Broken Pet Teeth

Dogs and cats frequently fracture their teeth. In many cases, this can expose the pulp (nerve) chamber and lead to the infection and death of the tooth. The exposed nerve chamber can appear as a small pink spot in the fractured area. This is painful for the pet, and it can take years for the dead tooth to finally fall out. By the time it falls out, adjacent teeth can be affected as well.

Patient with a fractured lower first molar and exposure of the pulp (nerve) chamber.


The arrow points to the fractured area and the pink pulp tissue.

The tooth after treatment. The arrows point to the composite restorations (fillings).

Radiograph after treatment. The arrows show the filling material in both roots of this large chewing tooth.


Keep in mind that even pets with severe dental pain almost never show obvious signs of discomfort. While dental fractures are painful, we are not adept at recognizing the signs of pain in pets. Teeth may also be fractured without any exposure of the pulp (nerve) chamber. When the thin enamel layer of the tooth is lost, this exposes the dentin layer, which is composed of tiny tubules. The tubules are a direct fluid-filled conduit to the nerve, and are large enough to allow bacterial migration. Exposure of this dentin layer is painful, and frequently allows infection to develop inside the tooth, where it can remain undetected for years! Many owners (and Veterinarians!) do not realize that fractured teeth frequently become infected, even if the pulp chamber is not exposed.
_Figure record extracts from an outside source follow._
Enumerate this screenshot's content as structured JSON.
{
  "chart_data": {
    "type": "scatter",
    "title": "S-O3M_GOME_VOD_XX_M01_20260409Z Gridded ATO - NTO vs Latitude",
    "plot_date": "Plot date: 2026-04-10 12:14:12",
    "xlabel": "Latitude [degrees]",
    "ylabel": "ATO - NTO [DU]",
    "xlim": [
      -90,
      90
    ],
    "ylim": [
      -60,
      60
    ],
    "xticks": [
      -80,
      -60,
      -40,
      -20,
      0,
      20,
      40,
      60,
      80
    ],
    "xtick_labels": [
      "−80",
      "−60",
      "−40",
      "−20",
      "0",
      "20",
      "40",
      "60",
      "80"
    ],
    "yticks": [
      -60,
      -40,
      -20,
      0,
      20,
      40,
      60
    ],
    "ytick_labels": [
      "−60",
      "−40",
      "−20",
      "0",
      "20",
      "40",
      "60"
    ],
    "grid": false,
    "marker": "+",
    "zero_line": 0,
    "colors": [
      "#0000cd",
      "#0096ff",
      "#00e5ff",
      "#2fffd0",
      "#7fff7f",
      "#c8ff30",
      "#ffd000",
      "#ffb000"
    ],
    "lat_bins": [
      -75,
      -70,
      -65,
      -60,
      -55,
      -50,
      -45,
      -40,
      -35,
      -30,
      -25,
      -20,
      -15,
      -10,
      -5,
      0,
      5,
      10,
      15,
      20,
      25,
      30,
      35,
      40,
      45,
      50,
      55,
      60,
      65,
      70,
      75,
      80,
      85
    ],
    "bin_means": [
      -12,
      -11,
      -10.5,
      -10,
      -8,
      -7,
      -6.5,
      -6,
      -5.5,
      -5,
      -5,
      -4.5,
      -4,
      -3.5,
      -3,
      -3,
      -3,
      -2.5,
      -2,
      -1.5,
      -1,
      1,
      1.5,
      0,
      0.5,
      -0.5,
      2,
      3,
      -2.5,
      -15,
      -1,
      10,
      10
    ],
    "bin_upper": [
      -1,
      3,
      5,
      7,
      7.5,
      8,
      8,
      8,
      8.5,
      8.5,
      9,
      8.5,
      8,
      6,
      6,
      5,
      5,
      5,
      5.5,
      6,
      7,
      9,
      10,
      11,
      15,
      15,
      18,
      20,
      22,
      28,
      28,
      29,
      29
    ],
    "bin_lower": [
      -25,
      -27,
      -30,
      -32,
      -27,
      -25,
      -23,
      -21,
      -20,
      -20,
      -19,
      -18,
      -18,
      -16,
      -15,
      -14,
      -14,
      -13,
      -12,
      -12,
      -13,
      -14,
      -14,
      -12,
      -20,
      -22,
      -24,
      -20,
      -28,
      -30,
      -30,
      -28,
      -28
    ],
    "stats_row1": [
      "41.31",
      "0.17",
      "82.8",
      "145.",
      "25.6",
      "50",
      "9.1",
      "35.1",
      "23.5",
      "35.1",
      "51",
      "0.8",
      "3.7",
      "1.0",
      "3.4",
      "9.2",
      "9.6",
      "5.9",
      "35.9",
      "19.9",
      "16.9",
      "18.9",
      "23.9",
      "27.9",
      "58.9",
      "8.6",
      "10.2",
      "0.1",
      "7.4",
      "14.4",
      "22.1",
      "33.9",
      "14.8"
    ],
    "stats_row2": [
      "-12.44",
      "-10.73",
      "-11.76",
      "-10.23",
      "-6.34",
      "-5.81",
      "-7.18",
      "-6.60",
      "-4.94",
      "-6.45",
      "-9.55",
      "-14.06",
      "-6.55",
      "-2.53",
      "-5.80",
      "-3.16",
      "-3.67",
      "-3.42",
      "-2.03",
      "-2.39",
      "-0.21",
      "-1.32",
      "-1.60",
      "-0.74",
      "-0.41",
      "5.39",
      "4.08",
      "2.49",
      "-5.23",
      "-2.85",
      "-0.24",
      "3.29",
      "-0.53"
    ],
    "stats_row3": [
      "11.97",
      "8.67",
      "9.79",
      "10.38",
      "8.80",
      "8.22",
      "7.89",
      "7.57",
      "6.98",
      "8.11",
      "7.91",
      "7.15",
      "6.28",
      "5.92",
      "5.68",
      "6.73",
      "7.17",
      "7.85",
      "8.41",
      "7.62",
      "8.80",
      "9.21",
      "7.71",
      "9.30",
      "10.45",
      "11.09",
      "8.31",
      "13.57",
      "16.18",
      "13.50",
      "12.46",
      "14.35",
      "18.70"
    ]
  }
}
Fractured tooth with no exposure of pulp (nerve) chamber. Radiographs show large areas of damaged bone, even though the nerve chamber was not exposed by the fracture. According to the owner, this patient acted “years younger” after treatment.


Radiograph of right upper fourth premolar with infected areas around the tip of the back root.

Left side in the same patient, showing more severe changes present around all three roots.


All fractured teeth need to be assessed with dental radiographs to help determine if they are a problem for the pet. Fractured teeth that are not infected should be smoothed and the exposed dentin should be “sealed” with bonded dental materials that decrease sensitivity and help decrease the chances of future infection. Fractured teeth that are infected should be treated with root canal therapy or extracted. Waiting for the pet to show signs of pain, which hardly ever happens, can actually leave the pet in pain for years.